ORDEM DA VISITAÇÃO DE SANTA MARIA

Vida contemplativa Clausura Papal
 
 

Ir Marie-Marthe Chambon

Decreto da Congregação para a Doutrina da fé, Roma, 23 de março de 1999:
É concedido às religiosas dos mosteiros da Visitação de Santa Maria, assim como às pessoas que desejam rezar em união com elas, a faculdade de venerar a Paixão de Cristo com as orações seguintes, que correspondem às invocações sugeridas pela Serva de Deus Irmã Maria Marta Chambon.

 
        Terço das Santas Chagas de Nosso Senhor Jesus Cristo  

Começa-se com o Sinal-da-cruz, Creio e, após, as orações seguintes:

I - Oh! Jesus, Divino Redentor, tende misericórdia de nós e do mundo inteiro.
R./ Amém.

II - Deus Santo, Deus Forte, Deus Imortal, tende piedade de nós e do mundo inteiro.
R./ Amém.

III - Oh! Pai Eterno, tende misericórdia de nós, pelo sangue de Jesus Cristo, Vosso Filho Unigênito; tende misericórdia de nós, Vos suplicamos.
R./ Amém.

Em lugar do Pai-Nosso reza-se:
Pai Eterno, eu Vos ofereço as Santas Chagas de Nosso Senhor Jesus Cristo.
R./ Para curar as de nossas almas.

Em lugar de cada Ave-Maria:
Meu Jesus, perdão e misericórdia.
R./ Pelos méritos de vossas Santas Chagas.

Terminando o Terço, rezar três vezes:
Pai Eterno, eu Vos ofereço as Santas Chagas de Nosso Senhor Jesus Cristo.
R./ Para curar as de nossas almas. Amém.

           Nasceu em Croix-Rouge, próximo de Chambéry (França), aos seis de março de 1841, numa família honrada e cristã. Aos oito ou nove anos, ao rezar com os braços em cruz teve a primeira revelação da Paixão do Salvador, que deveria, depois, ocupar todo o espaço de sua existência.

           Desde cedo, a exemplo da própria mãe, revelou o gosto pela oração e desejou as mortificações. A presença do Menino Jesus era-lhe natural. Em fevereiro de 1862, aos 21 anos, entrou na Visitação de Chambéry.

           Desde o início de sua vida religiosa, Maria Marta uniu ao intenso trabalho cotidiano uma rara intensidade de vida interior.
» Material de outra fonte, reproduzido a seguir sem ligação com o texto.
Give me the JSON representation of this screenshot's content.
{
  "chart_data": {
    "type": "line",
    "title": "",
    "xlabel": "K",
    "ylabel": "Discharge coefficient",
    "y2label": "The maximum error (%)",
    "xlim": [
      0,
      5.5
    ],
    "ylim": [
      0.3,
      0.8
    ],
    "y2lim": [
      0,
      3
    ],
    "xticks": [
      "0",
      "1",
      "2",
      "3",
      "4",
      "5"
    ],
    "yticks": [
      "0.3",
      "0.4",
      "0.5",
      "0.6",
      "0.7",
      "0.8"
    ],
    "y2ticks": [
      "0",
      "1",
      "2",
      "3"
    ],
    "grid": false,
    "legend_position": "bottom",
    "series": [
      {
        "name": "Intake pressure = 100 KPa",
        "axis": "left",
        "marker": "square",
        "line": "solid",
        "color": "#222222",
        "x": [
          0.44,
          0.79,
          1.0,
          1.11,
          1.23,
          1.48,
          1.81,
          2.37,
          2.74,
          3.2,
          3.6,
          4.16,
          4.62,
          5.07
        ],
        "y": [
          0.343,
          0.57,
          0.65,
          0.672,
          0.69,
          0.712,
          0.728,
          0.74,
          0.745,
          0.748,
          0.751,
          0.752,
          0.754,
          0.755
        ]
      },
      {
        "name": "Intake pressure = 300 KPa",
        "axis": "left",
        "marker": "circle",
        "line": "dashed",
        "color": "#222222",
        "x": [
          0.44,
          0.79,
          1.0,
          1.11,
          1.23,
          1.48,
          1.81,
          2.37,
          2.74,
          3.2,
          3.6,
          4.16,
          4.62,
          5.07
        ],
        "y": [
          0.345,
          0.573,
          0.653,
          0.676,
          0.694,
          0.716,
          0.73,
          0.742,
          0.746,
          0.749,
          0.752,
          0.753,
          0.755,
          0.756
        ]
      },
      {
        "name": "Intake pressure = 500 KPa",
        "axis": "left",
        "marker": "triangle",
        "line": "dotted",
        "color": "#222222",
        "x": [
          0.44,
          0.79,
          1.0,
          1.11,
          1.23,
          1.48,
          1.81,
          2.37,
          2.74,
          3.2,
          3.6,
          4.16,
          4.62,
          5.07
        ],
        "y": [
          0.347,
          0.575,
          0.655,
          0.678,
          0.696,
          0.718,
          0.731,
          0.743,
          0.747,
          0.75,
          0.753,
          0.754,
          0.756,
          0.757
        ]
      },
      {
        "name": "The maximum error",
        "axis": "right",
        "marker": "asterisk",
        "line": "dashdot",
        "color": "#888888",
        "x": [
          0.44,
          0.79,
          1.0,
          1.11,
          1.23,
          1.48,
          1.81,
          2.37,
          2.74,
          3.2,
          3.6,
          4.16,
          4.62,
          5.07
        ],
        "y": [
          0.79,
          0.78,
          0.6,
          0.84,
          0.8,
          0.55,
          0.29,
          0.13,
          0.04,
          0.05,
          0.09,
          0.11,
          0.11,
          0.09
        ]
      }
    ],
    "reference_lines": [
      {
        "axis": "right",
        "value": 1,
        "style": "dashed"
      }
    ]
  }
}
Sua vida transcorria em oração, trabalho, mortificações, imolação contínua, silêncio, muita humildade e apagamento absoluto.

           A partir de 1866, começou a receber visitas freqüentes de Nosso Senhor e Nossa Senhora.

O Senhor permitiu que por cinco anos ela tivesse por alimento apenas a Eucaristia, sem perder as forças para realizar os trabalhos habituais da Comunidade.

           Recebeu estigmas dolorosíssimos em ambos os pés, e quando cicatrizaram após longas súplicas a Jesus, foram substituídos por sofrimentos morais. Imolava-se a Jesus pela causa da Igreja, dos sacerdotes, bispos e fiéis. Em 1867, em uma de suas aparições, Jesus lhe confia uma missão:

“Minha filha, oferece as minhas Chagas a meu Pai eterno, porque de lá deve vir o triunfo de minha Igreja, que passará pelas mãos de minha Mãe Imaculada”, e lhe ensina como rezar o Rosário das Santas Chagas.

           Ela, fiel a Jesus, lhe promete oferecer a cada dez minutos as Divinas Chagas de seu Sagrado Corpo ao Pai Eterno, para o triunfo da Santa Igreja, pelos pecadores, as Almas do Purgatório, por todas as necessidades da Comunidade.

           Faleceu aos 21 de março de 1907, suportando um doloroso Calvário nas suas últimas semanas, e chamando sem cessar Nosso Senhor: “Meu Tudo ! Meu tudo! Vinde ! Vinde depressa...”.

           Após a sua morte, em odor de santidade, passaram a ser rezadas com mais fervor as invocações e o rosário das Santas Chagas do Salvador.